10 gennaio 1937 - 2 gennaio 2022 / Celati: esercizi per fronteggiare il vuoto

6 Gennaio 2022

1.

Non ricordo la prima volta che Gianni Celati è venuto al mio paese, ricordo benissimo la sua prima lettera in cui mi annunciava che avrebbe pubblicato sul Manifesto tre miei racconti per una sua rubrica. Le lettere che mi mandava mi piacevano più dei suoi libri dove racconta storie. Avevo da poco letto con partecipazione la frase di Zanzotto: io non narro quasi mai e non mi importa molto del narrare. Anche Zanzotto mi scriveva spesso, ma le lettere di Celati erano piccole opere, anche il semplice saluto per mio padre o per mia suocera aveva una sua grazia. Per me Celati è nelle lettere, nelle prefazioni, nelle interviste, nei film, a partire da quello con Ferrario, è nelle conversazioni. Ne ricordo una mentre andavamo verso la pianura campana, parlammo del mistero di avere dei fratelli in apparenza lontani dalla nostra combustione perennemente inquieta.

 

Una giornata con lui era sempre allo stesso tempo profondamente umana e profondamente letteraria, il suo tentativo di scrollarsi di dosso il letterario era quasi sempre fallimentare, la letteratura gli veniva incontro anche quando prendeva un caffè al bar. 

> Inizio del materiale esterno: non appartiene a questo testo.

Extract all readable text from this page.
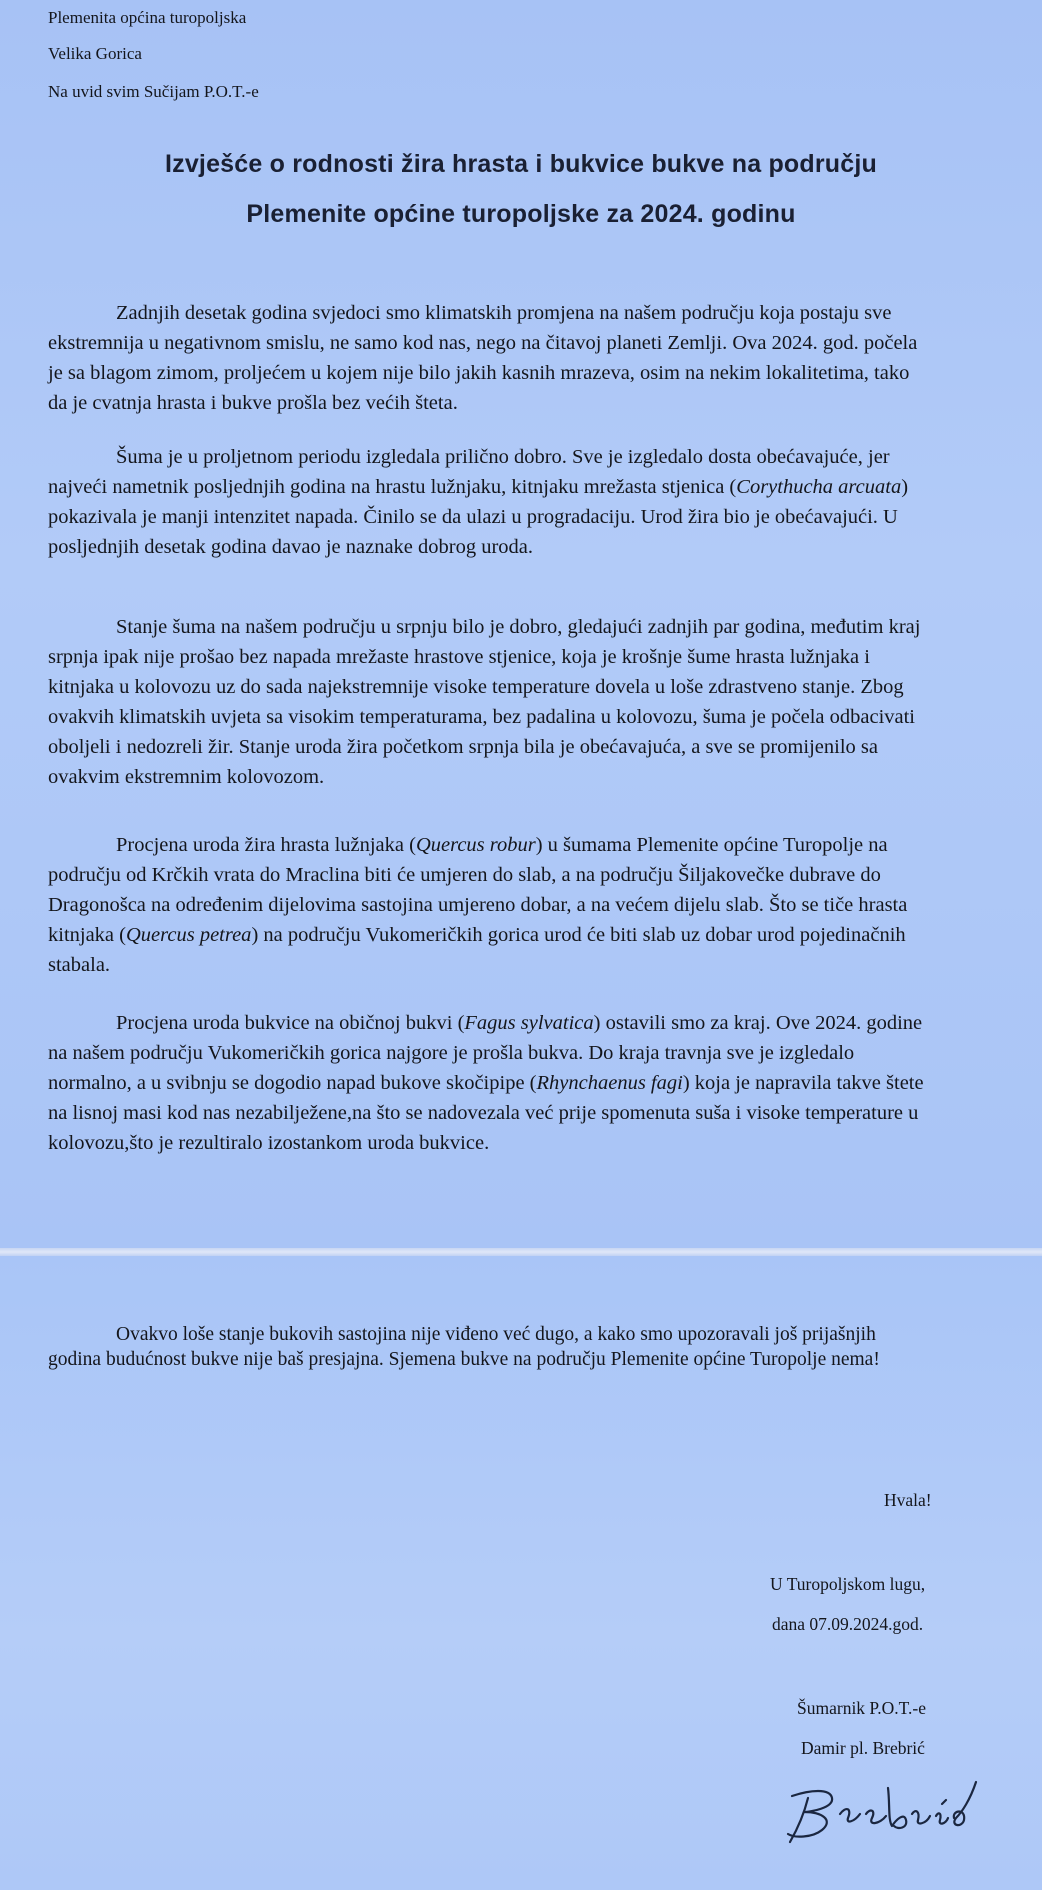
Plemenita općina turopoljska

Velika Gorica

Na uvid svim Sučijam P.O.T.-e

Izvješće o rodnosti žira hrasta i bukvice bukve na području

Plemenite općine turopoljske za 2024. godinu

Zadnjih desetak godina svjedoci smo klimatskih promjena na našem području koja postaju sve ekstremnija u negativnom smislu, ne samo kod nas, nego na čitavoj planeti Zemlji. Ova 2024. god. počela je sa blagom zimom, proljećem u kojem nije bilo jakih kasnih mrazeva, osim na nekim lokalitetima, tako da je cvatnja hrasta i bukve prošla bez većih šteta.

Šuma je u proljetnom periodu izgledala prilično dobro. Sve je izgledalo dosta obećavajuće, jer najveći nametnik posljednjih godina na hrastu lužnjaku, kitnjaku mrežasta stjenica (Corythucha arcuata) pokazivala je manji intenzitet napada. Činilo se da ulazi u progradaciju. Urod žira bio je obećavajući. U posljednjih desetak godina davao je naznake dobrog uroda.

Stanje šuma na našem području u srpnju bilo je dobro, gledajući zadnjih par godina, međutim kraj srpnja ipak nije prošao bez napada mrežaste hrastove stjenice, koja je krošnje šume hrasta lužnjaka i kitnjaka u kolovozu uz do sada najekstremnije visoke temperature dovela u loše zdrastveno stanje. Zbog ovakvih klimatskih uvjeta sa visokim temperaturama, bez padalina u kolovozu, šuma je počela odbacivati oboljeli i nedozreli žir. Stanje uroda žira početkom srpnja bila je obećavajuća, a sve se promijenilo sa ovakvim ekstremnim kolovozom.

Procjena uroda žira hrasta lužnjaka (Quercus robur) u šumama Plemenite općine Turopolje na području od Krčkih vrata do Mraclina biti će umjeren do slab, a na području Šiljakovečke dubrave do Dragonošca na određenim dijelovima sastojina umjereno dobar, a na većem dijelu slab. Što se tiče hrasta kitnjaka (Quercus petrea) na području Vukomeričkih gorica urod će biti slab uz dobar urod pojedinačnih stabala.

Procjena uroda bukvice na običnoj bukvi (Fagus sylvatica) ostavili smo za kraj. Ove 2024. godine na našem području Vukomeričkih gorica najgore je prošla bukva. Do kraja travnja sve je izgledalo normalno, a u svibnju se dogodio napad bukove skočipipe (Rhynchaenus fagi) koja je napravila takve štete na lisnoj masi kod nas nezabilježene,na što se nadovezala već prije spomenuta suša i visoke temperature u kolovozu,što je rezultiralo izostankom uroda bukvice.

Ovakvo loše stanje bukovih sastojina nije viđeno već dugo, a kako smo upozoravali još prijašnjih godina budućnost bukve nije baš presjajna. Sjemena bukve na području Plemenite općine Turopolje nema!

Hvala!

U Turopoljskom lugu,

dana 07.09.2024.god.

Šumarnik P.O.T.-e

Damir pl. Brebrić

Ricordo una sua lettura di Leopardi al centro anziani di Bisaccia. Alcuni anziani all’inizio continuarono a giocare a carte, poi la voce di Gianni li portò dentro quella cerimonia e la serata andò avanti in un silenzio commovente. Ora forse una storia del genere non potrebbe più esserci. E sarebbe assai difficile trovare uno scrittore che viene a casa tua e si mette a lavorare al tuo tavolo e in poche ore tira fuori quello che poi fu un numero intero di una rivista da un foglio che si chiamava Altofragile: lì Celati presentava varie poesie e dava istruzioni sul come leggerle. 

 

Celati cercava sempre nuovi riti per le sue parole e per le parole degli altri. In fondo la sua lezione è semplice: non accontentarsi delle forme che ci sono, non portare la nostra acqua nelle condotte idriche esistenti. E questa cosa mi è parsa potente quando è uscito Verso la foce. Mai avevo sentito la solennità del raccontare i luoghi senza la lente della denuncia o del compiacimento. E il suo lavoro di limatura ossessiva di quel libro è straordinario perché applicato a frasi che non fanno clamore, frasi che lui direbbe non si travestono da capolavoro. Il mio Celati è quello che cammina verso la foce, è quello che sale nelle corriere da solo o assieme ai suoi amici. La letteratura non si fa tutta sulla pagina. E nel tempo che è arrivato, ormai in sua assenza, la letteratura fatta solo sulla pagina resiste sempre meno, è sempre meno adeguata a fronteggiare il vuoto che si apre ogni giorno sempre più grande sotto i nostri piedi.

 

 

2.

A Celati non interessava molto consolare, gli piaceva produrre perplessità più che convinzioni. Però adesso che è morto, e in qualche modo il suo lavoro è tutto in quello che ha scritto, secondo me si apre una possibilità: parlare del suo lavoro in modo che le sue parole possano arrivare oltre la cerchia dei suoi storici lettori. Mi chiedo come sia possibile portare ai ragazzi la sua visione della vita. Ho la sensazione che tutti quelli che lo hanno conosciuto tendano a tenerlo un poco per loro.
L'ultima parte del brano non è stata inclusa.